ŞEHİTLERİMİZE BORCUMUZU ANCAK ÇAĞDAŞ BİR TÜRKİYE İLE ÖDEYEBİLİRİZ, DİL UZATARAK DEĞİL
Çanakkale, ön söz, son söz, en güzel sözdür. Dün esaret ile tutsaklığa “Dur.” diyenlerin dileği, bugün Atatürk’ün izinde çağdaş Türkiye’dir.
Hatıramızı ve hafızamızı yenileyelim, düşünelim. Gelibolu Yarımadası’nda bir bedel vardı. O, çileydi, candı, kandı; ödendi. Anafartalar’da, Conkbayırı’nda bedel ödeyenler vardı; onlar, gazi, şehit ve kahramanlardı, atalarımızdı.
Bugün Çanakkale’de vatanımız için şehit olmuş, toprak olmuş insanlara borcumuz var. Bu borcu, ülkemizi çağdaş yarınlara ulaştırarak ödeyebiliriz, dil uzatarak değil.
1915’TE BİR ÜNİVERSİTE GÖMÜLDÜ, 1992’DE 18 MART ÜNİVERSİTESİ OLARAK DOĞDU
Mustafa Kemal Atatürk, Çanakkale savaşları için “Biz Çanakkale’de bir darülfünun gömdük.” demişti. Şehit olan üniversiteli fidanlarımızı kastetmişti. İşte o fidanlar 77 yıl sonra Boğaz’ın karşı yakasında yeniden filizlendi.
1915’te Boğaz’ın bir yakasında bir üniversite gömülürken, 1992’de Boğaz’ın diğer yakasında 18 Mart Üniversitesi olarak doğdu. İşte o 18 Mart Üniversitesi şehitlerimizin ruhunu taşıyor.
SÖZDE AKEDEMİSYEN ÇANAKKALE RUHUNA AÇIKÇA HAKARET ETMİŞTİR
Fakat şanlı tarihimizden ismini alan 18 Mart Üniversitemizde sözde akademisyen bir densiz “Camilerimizden ezan sesi susmasın.” diyerek Çanakkale’de şehit olan o fidanlarımıza ve camilerimize iftira atarak dil uzatıyor, Çanakkale ruhuna saygısızlık yapıyor.

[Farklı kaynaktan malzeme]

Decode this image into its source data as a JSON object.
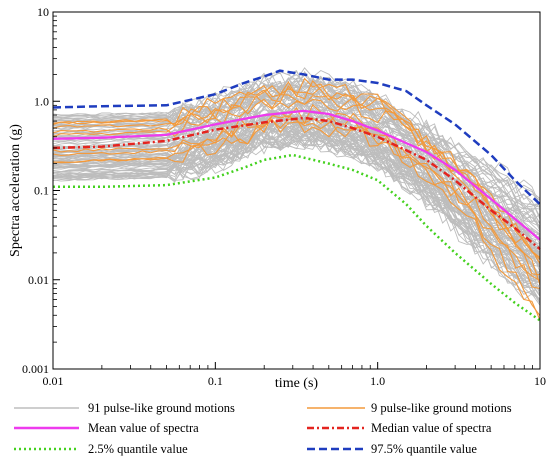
{
  "chart_data": {
    "type": "line",
    "title": "",
    "xlabel": "time (s)",
    "ylabel": "Spectra acceleration (g)",
    "xscale": "log",
    "yscale": "log",
    "xlim": [
      0.01,
      10
    ],
    "ylim": [
      0.001,
      10
    ],
    "xticks": [
      "0.01",
      "0.1",
      "1.0",
      "10"
    ],
    "yticks": [
      "0.001",
      "0.01",
      "0.1",
      "1.0",
      "10"
    ],
    "grid": false,
    "legend_position": "below",
    "series": [
      {
        "name": "91 pulse-like ground motions",
        "color": "#bdbdbd",
        "style": "solid",
        "x": [
          0.01,
          0.05,
          0.1,
          0.2,
          0.4,
          0.7,
          1,
          2,
          4,
          10
        ],
        "y": [
          0.3,
          0.32,
          0.45,
          0.75,
          0.8,
          0.6,
          0.45,
          0.2,
          0.07,
          0.02
        ]
      },
      {
        "name": "9 pulse-like ground motions",
        "color": "#f39a3c",
        "style": "solid",
        "x": [
          0.01,
          0.05,
          0.1,
          0.2,
          0.4,
          0.7,
          1,
          2,
          4,
          10
        ],
        "y": [
          0.35,
          0.38,
          0.55,
          0.8,
          0.9,
          0.75,
          0.6,
          0.25,
          0.08,
          0.01
        ]
      },
      {
        "name": "Mean value of spectra",
        "color": "#ee3bee",
        "style": "solid",
        "x": [
          0.01,
          0.02,
          0.05,
          0.1,
          0.2,
          0.35,
          0.5,
          0.7,
          1,
          2,
          3,
          5,
          7,
          10
        ],
        "y": [
          0.38,
          0.39,
          0.42,
          0.55,
          0.7,
          0.78,
          0.72,
          0.6,
          0.47,
          0.27,
          0.17,
          0.08,
          0.048,
          0.028
        ]
      },
      {
        "name": "Median value of  spectra",
        "color": "#e4241f",
        "style": "dashdot",
        "x": [
          0.01,
          0.02,
          0.05,
          0.1,
          0.2,
          0.35,
          0.5,
          0.7,
          1,
          2,
          3,
          5,
          7,
          10
        ],
        "y": [
          0.3,
          0.31,
          0.36,
          0.48,
          0.58,
          0.65,
          0.6,
          0.5,
          0.4,
          0.22,
          0.13,
          0.06,
          0.038,
          0.022
        ]
      },
      {
        "name": "2.5% quantile value",
        "color": "#44d11f",
        "style": "dotted",
        "x": [
          0.01,
          0.02,
          0.05,
          0.1,
          0.15,
          0.2,
          0.3,
          0.5,
          0.7,
          1,
          1.5,
          2,
          3,
          5,
          7,
          10
        ],
        "y": [
          0.11,
          0.11,
          0.115,
          0.14,
          0.18,
          0.22,
          0.25,
          0.2,
          0.17,
          0.13,
          0.07,
          0.04,
          0.02,
          0.009,
          0.0055,
          0.0035
        ]
      },
      {
        "name": "97.5% quantile value",
        "color": "#1f3dbf",
        "style": "dashed",
        "x": [
          0.01,
          0.02,
          0.05,
          0.1,
          0.15,
          0.2,
          0.25,
          0.35,
          0.5,
          0.7,
          1,
          1.5,
          2,
          3,
          5,
          7,
          10
        ],
        "y": [
          0.85,
          0.88,
          0.9,
          1.2,
          1.6,
          1.9,
          2.2,
          2.0,
          1.75,
          1.75,
          1.6,
          1.3,
          0.9,
          0.55,
          0.25,
          0.13,
          0.07
        ]
      }
    ]
  }
}
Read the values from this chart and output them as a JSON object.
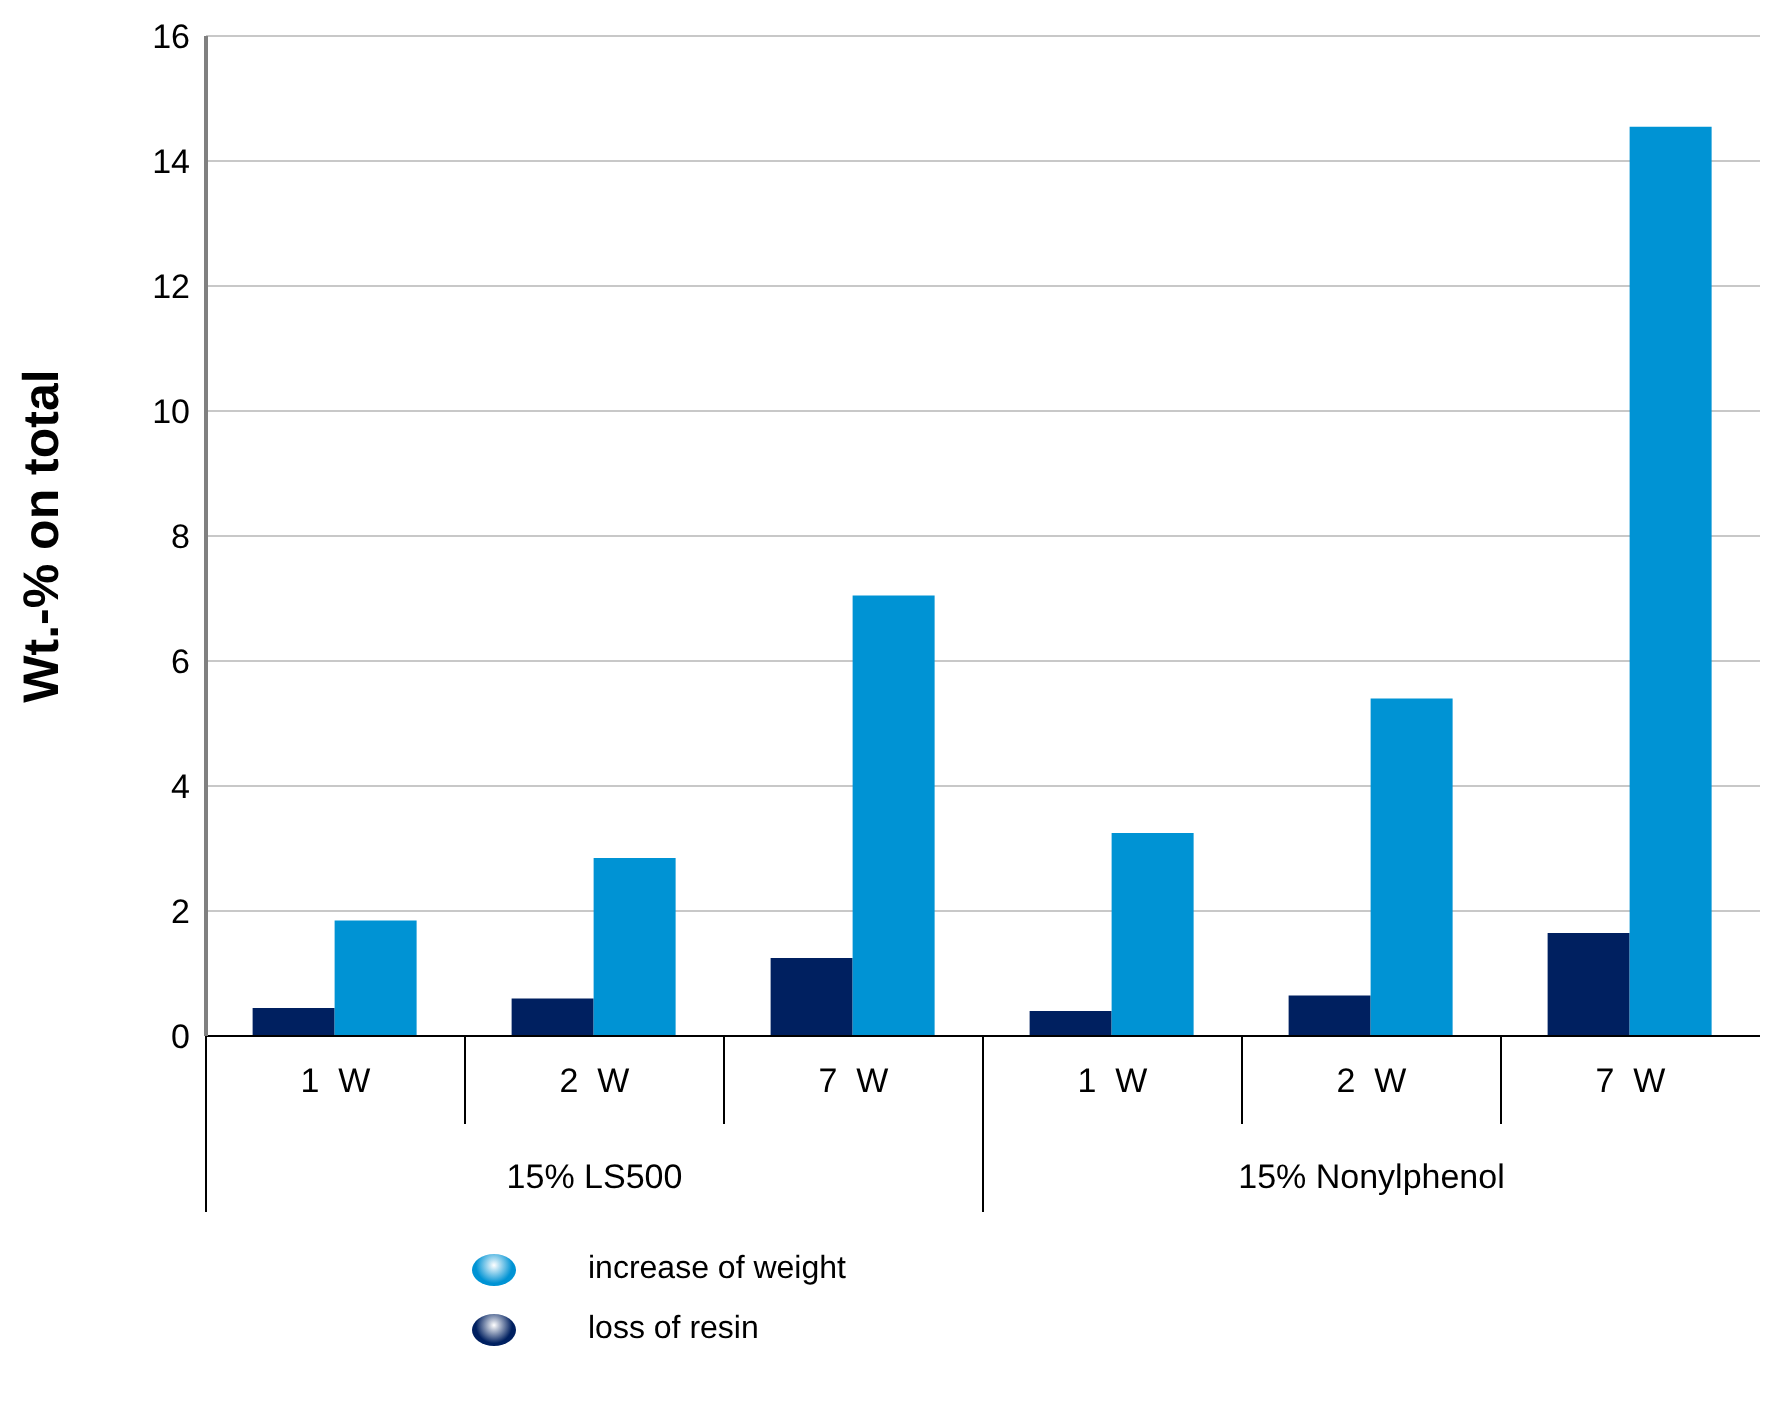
{
  "chart_data": {
    "type": "bar",
    "ylabel": "Wt.-% on total",
    "categories": [
      "1  W",
      "2  W",
      "7  W",
      "1  W",
      "2  W",
      "7  W"
    ],
    "annotations": [
      "15% LS500",
      "15% Nonylphenol"
    ],
    "series": [
      {
        "name": "loss of resin",
        "color": "#002060",
        "values": [
          0.45,
          0.6,
          1.25,
          0.4,
          0.65,
          1.65
        ]
      },
      {
        "name": "increase of weight",
        "color": "#0093d4",
        "values": [
          1.85,
          2.85,
          7.05,
          3.25,
          5.4,
          14.55
        ]
      }
    ],
    "ylim": [
      0,
      16
    ],
    "yticks": [
      0,
      2,
      4,
      6,
      8,
      10,
      12,
      14,
      16
    ],
    "grid": "y",
    "legend": "bottom"
  }
}
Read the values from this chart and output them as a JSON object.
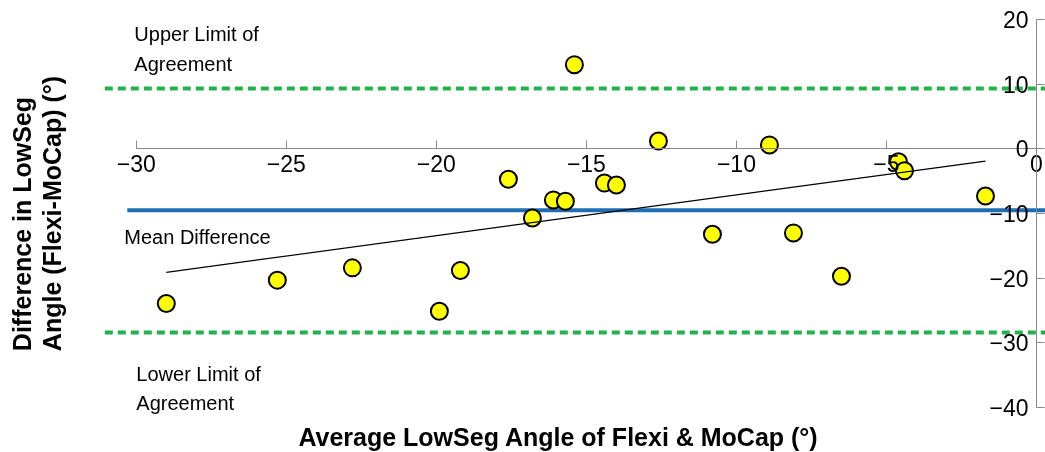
{
  "chart_data": {
    "type": "scatter",
    "xlabel": "Average LowSeg Angle of Flexi & MoCap (°)",
    "ylabel": "Difference in LowSeg\nAngle (Flexi-MoCap) (°)",
    "xlim": [
      -30,
      0
    ],
    "xticks": [
      -30,
      -25,
      -20,
      -15,
      -10,
      -5,
      0
    ],
    "ylim": [
      -40,
      20
    ],
    "yticks": [
      -40,
      -30,
      -20,
      -10,
      0,
      10,
      20
    ],
    "grid": false,
    "series": [
      {
        "color": "#ffff00",
        "marker": "circle",
        "x": [
          -29.0,
          -25.3,
          -22.8,
          -19.9,
          -19.2,
          -17.6,
          -16.8,
          -16.1,
          -15.7,
          -15.4,
          -14.4,
          -14.0,
          -12.6,
          -10.8,
          -8.9,
          -8.1,
          -6.5,
          -4.6,
          -4.4,
          -1.7
        ],
        "values": [
          -23.9,
          -20.3,
          -18.4,
          -25.1,
          -18.8,
          -4.7,
          -10.7,
          -7.9,
          -8.1,
          13.0,
          -5.3,
          -5.6,
          1.2,
          -13.2,
          0.6,
          -13.0,
          -19.7,
          -2.0,
          -3.4,
          -7.3
        ]
      },
      {
        "type": "line",
        "color": "#000000",
        "marker": "none",
        "x": [
          -29.0,
          -1.7
        ],
        "values": [
          -19.1,
          -1.9
        ]
      }
    ],
    "ref_lines": [
      {
        "axis": "y",
        "value": 9.3,
        "label": "Upper Limit of\nAgreement",
        "color": "#22b14c",
        "line_style": "dashed"
      },
      {
        "axis": "y",
        "value": -9.5,
        "label": "Mean Difference",
        "color": "#1f6eb4",
        "line_style": "solid"
      },
      {
        "axis": "y",
        "value": -28.4,
        "label": "Lower Limit of\nAgreement",
        "color": "#22b14c",
        "line_style": "dashed"
      }
    ]
  }
}
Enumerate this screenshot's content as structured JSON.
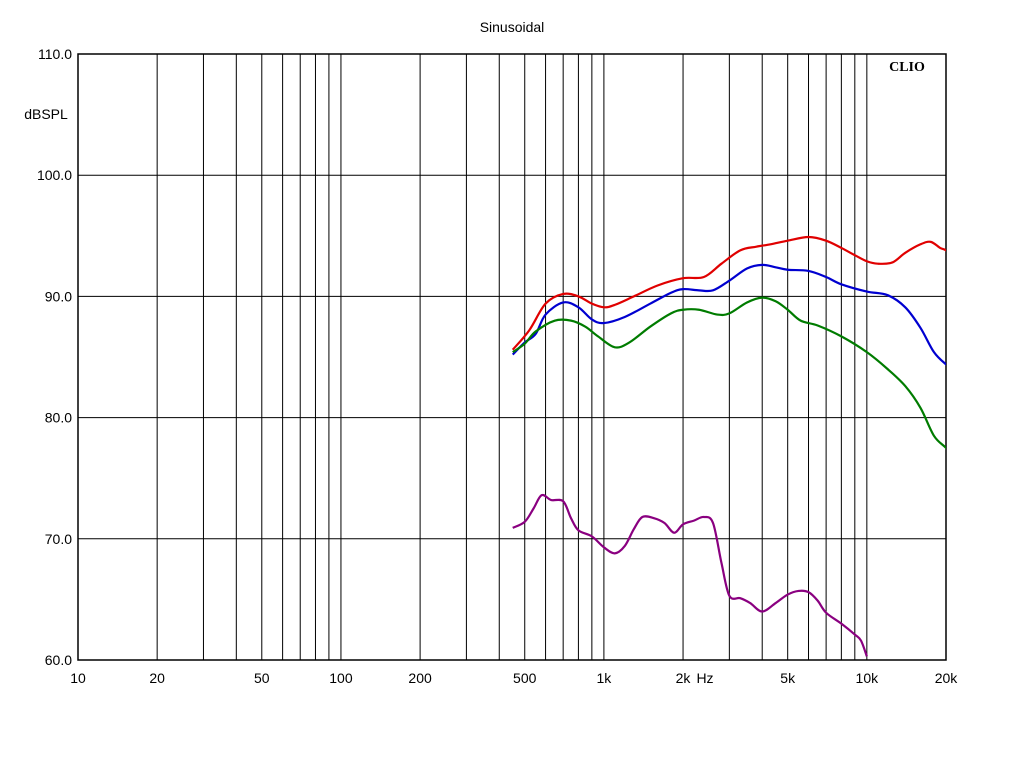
{
  "chart_data": {
    "type": "line",
    "title": "Sinusoidal",
    "ylabel": "dBSPL",
    "xlabel": "Hz",
    "brand": "CLIO",
    "x_scale": "log",
    "xlim": [
      10,
      20000
    ],
    "ylim": [
      60,
      110
    ],
    "grid": true,
    "x_ticks": [
      {
        "value": 10,
        "label": "10"
      },
      {
        "value": 20,
        "label": "20"
      },
      {
        "value": 50,
        "label": "50"
      },
      {
        "value": 100,
        "label": "100"
      },
      {
        "value": 200,
        "label": "200"
      },
      {
        "value": 500,
        "label": "500"
      },
      {
        "value": 1000,
        "label": "1k"
      },
      {
        "value": 2000,
        "label": "2k"
      },
      {
        "value": 5000,
        "label": "5k"
      },
      {
        "value": 10000,
        "label": "10k"
      },
      {
        "value": 20000,
        "label": "20k"
      }
    ],
    "y_ticks": [
      {
        "value": 110,
        "label": "110.0"
      },
      {
        "value": 100,
        "label": "100.0"
      },
      {
        "value": 90,
        "label": "90.0"
      },
      {
        "value": 80,
        "label": "80.0"
      },
      {
        "value": 70,
        "label": "70.0"
      },
      {
        "value": 60,
        "label": "60.0"
      }
    ],
    "series": [
      {
        "color": "#e00000",
        "points": [
          [
            450,
            85.6
          ],
          [
            520,
            87.2
          ],
          [
            600,
            89.4
          ],
          [
            700,
            90.2
          ],
          [
            800,
            90.0
          ],
          [
            900,
            89.4
          ],
          [
            1000,
            89.1
          ],
          [
            1100,
            89.3
          ],
          [
            1300,
            90.0
          ],
          [
            1600,
            90.9
          ],
          [
            2000,
            91.5
          ],
          [
            2400,
            91.6
          ],
          [
            2800,
            92.7
          ],
          [
            3300,
            93.8
          ],
          [
            3800,
            94.1
          ],
          [
            4300,
            94.3
          ],
          [
            5000,
            94.6
          ],
          [
            6000,
            94.9
          ],
          [
            7000,
            94.6
          ],
          [
            8000,
            94.0
          ],
          [
            9000,
            93.4
          ],
          [
            10000,
            92.9
          ],
          [
            11000,
            92.7
          ],
          [
            12500,
            92.8
          ],
          [
            14000,
            93.6
          ],
          [
            16000,
            94.3
          ],
          [
            17500,
            94.5
          ],
          [
            19000,
            94.0
          ],
          [
            20000,
            93.8
          ],
          [
            22000,
            93.1
          ]
        ]
      },
      {
        "color": "#0000d0",
        "points": [
          [
            450,
            85.2
          ],
          [
            500,
            86.2
          ],
          [
            550,
            86.9
          ],
          [
            600,
            88.5
          ],
          [
            700,
            89.5
          ],
          [
            800,
            89.1
          ],
          [
            900,
            88.1
          ],
          [
            1000,
            87.8
          ],
          [
            1200,
            88.3
          ],
          [
            1500,
            89.4
          ],
          [
            1800,
            90.3
          ],
          [
            2000,
            90.6
          ],
          [
            2300,
            90.5
          ],
          [
            2600,
            90.5
          ],
          [
            3000,
            91.3
          ],
          [
            3500,
            92.3
          ],
          [
            4000,
            92.6
          ],
          [
            4500,
            92.4
          ],
          [
            5000,
            92.2
          ],
          [
            6000,
            92.1
          ],
          [
            7000,
            91.6
          ],
          [
            8000,
            91.0
          ],
          [
            10000,
            90.4
          ],
          [
            12000,
            90.1
          ],
          [
            14000,
            89.1
          ],
          [
            16000,
            87.4
          ],
          [
            18000,
            85.4
          ],
          [
            20000,
            84.4
          ],
          [
            22000,
            83.8
          ]
        ]
      },
      {
        "color": "#007c00",
        "points": [
          [
            450,
            85.4
          ],
          [
            500,
            86.1
          ],
          [
            550,
            87.1
          ],
          [
            650,
            88.0
          ],
          [
            750,
            88.0
          ],
          [
            850,
            87.5
          ],
          [
            950,
            86.7
          ],
          [
            1100,
            85.8
          ],
          [
            1250,
            86.2
          ],
          [
            1500,
            87.5
          ],
          [
            1800,
            88.6
          ],
          [
            2000,
            88.9
          ],
          [
            2300,
            88.9
          ],
          [
            2700,
            88.5
          ],
          [
            3000,
            88.6
          ],
          [
            3500,
            89.5
          ],
          [
            4000,
            89.9
          ],
          [
            4500,
            89.6
          ],
          [
            5000,
            88.9
          ],
          [
            5600,
            88.0
          ],
          [
            6500,
            87.6
          ],
          [
            8000,
            86.7
          ],
          [
            10000,
            85.4
          ],
          [
            12000,
            84.0
          ],
          [
            14000,
            82.6
          ],
          [
            16000,
            80.8
          ],
          [
            18000,
            78.5
          ],
          [
            20000,
            77.5
          ],
          [
            22000,
            76.5
          ]
        ]
      },
      {
        "color": "#8a0080",
        "points": [
          [
            450,
            70.9
          ],
          [
            500,
            71.4
          ],
          [
            540,
            72.5
          ],
          [
            580,
            73.6
          ],
          [
            630,
            73.2
          ],
          [
            700,
            73.1
          ],
          [
            750,
            71.7
          ],
          [
            800,
            70.7
          ],
          [
            900,
            70.2
          ],
          [
            1000,
            69.3
          ],
          [
            1100,
            68.8
          ],
          [
            1200,
            69.4
          ],
          [
            1300,
            70.8
          ],
          [
            1400,
            71.8
          ],
          [
            1550,
            71.7
          ],
          [
            1700,
            71.3
          ],
          [
            1850,
            70.5
          ],
          [
            2000,
            71.2
          ],
          [
            2200,
            71.5
          ],
          [
            2400,
            71.8
          ],
          [
            2600,
            71.3
          ],
          [
            2800,
            68.0
          ],
          [
            3000,
            65.3
          ],
          [
            3300,
            65.1
          ],
          [
            3600,
            64.7
          ],
          [
            4000,
            64.0
          ],
          [
            4500,
            64.7
          ],
          [
            5000,
            65.4
          ],
          [
            5500,
            65.7
          ],
          [
            6000,
            65.6
          ],
          [
            6500,
            64.9
          ],
          [
            7000,
            63.9
          ],
          [
            8000,
            63.0
          ],
          [
            9000,
            62.1
          ],
          [
            9500,
            61.6
          ],
          [
            10000,
            60.3
          ]
        ]
      }
    ]
  }
}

Bu kişi için soruşturma açıldığı söyleniyor. Söylediği açık, neyin soruşturması yapılıyor, sormak gerekiyor.
Cumhuriyetimizi ve değerlerini Çanakkale’yi savunur gibi savunacağız. Genelev ile camiyi yan yana tutacak kadar fütursuzca konuşan birisinin hâlâ görevde tutulması Çanakkale’mize, şehitlerimize, milletimize hakarettir.
Soruyorum: Bu zat kimler tarafından korunuyor, neden hâlâ görevde tutuluyor?